Event Details:
Reconstruction of natural images from responses of primate retinal ganglion cells
Nora Brackbill, Stanford
Abstract
Visual signaling by the retina is often probed by studying how retinal ganglion cells (RGCs) respond to visual stimuli. A converse approach is to infer, or reconstruct, the incident stimulus from RGC spikes. Reconstruction provides a view of the information that RGCs transmit to the brain in terms of the stimulus, rather than in terms of spikes. In this talk, I will discuss linear reconstruction of natural images from the activity of complete populations of two major RGC types in the primate retina, obtained using large-scale, multi-electrode recordings. Examination of the reconstruction filters indicated that the spatial visual message conveyed by a single RGC about natural scenes, in the context of the activity of the RGC population, closely resembled the receptive field found by reverse correlation with a white noise stimulus. The effect of correlated firing between RGCs on reconstruction, while statistically significant, was typically a small fraction of the effect of trial-to-trial response variability. ON and OFF RGC populations conveyed information about different ranges of contrast in the image, and both were necessary to reconstruct the full range. I will discuss ongoing work extending to more cell types, reconstruction of spatiotemporal movies, and novel nonlinear approaches to reconstruction.Shape analysis of white matter fiber bundles
Tanya Glozman, Stanford
Abstract
White matter fiber bundles are three-dimensional structures defined by anatomical and functional landmarks. These structures can be distinctly localized and compared across subjects. While much research effort is devoted to studying the diffusion properties of these bundles, their shape variability is much less explored. In this talk, I will present a framework for shape modeling and analysis of white matter fiber bundles. I will demonstrate an application of this framework to model age-dependent shape changes during normal pediatric development.
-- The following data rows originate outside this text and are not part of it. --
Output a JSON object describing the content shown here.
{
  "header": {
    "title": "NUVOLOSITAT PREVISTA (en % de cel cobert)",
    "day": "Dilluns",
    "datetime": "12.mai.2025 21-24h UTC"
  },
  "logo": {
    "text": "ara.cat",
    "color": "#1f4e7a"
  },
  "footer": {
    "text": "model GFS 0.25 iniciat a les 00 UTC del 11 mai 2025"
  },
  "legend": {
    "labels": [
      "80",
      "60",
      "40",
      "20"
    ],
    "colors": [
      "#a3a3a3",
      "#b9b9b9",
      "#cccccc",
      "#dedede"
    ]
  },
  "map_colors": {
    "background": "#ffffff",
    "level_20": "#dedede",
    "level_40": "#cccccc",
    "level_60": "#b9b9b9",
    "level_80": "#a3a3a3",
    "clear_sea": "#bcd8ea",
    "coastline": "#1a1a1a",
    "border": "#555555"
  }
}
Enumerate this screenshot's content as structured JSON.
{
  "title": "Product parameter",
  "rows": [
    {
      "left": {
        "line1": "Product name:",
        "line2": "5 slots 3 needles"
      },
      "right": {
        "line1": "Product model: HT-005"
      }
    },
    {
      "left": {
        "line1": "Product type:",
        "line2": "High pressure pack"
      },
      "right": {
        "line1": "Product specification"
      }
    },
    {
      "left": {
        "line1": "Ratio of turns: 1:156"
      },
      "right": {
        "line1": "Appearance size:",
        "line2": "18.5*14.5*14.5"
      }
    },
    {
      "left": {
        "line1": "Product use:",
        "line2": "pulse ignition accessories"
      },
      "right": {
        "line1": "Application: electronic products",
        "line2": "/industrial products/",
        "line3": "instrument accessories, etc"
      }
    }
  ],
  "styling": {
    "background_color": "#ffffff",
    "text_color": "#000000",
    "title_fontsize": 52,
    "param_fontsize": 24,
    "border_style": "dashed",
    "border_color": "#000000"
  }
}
Understanding neural codes for navigation in medial entorhinal cortex
Kiah Hardcastle, Stanford
Abstract Medial entorhinal grid cells display strikingly symmetric spatial firing patterns. The clarity of these patterns motivated the use of specific activity pattern shapes to classify entorhinal cell types. While this approach successfully revealed cells that encode boundaries, head direction, and running speed, it left a majority of cells unclassified, and its pre-defined nature may have missed unconventional, yet important coding properties. Here, we apply an unbiased statistical approach to search for cells that encode navigationally relevant variables. This approach successfully classifies the majority of entorhinal cells and reveals unsuspected entorhinal coding principles. First, we find a high degree of mixed selectivity and heterogeneity in superficial entorhinal neurons. Second, we discover a dynamic and remarkably adaptive code for space that enables entorhinal cells to rapidly encode navigational information accurately at high running speeds. Combined, these observations advance our current understanding of the mechanistic origins and functional implications of the entorhinal code for navigation.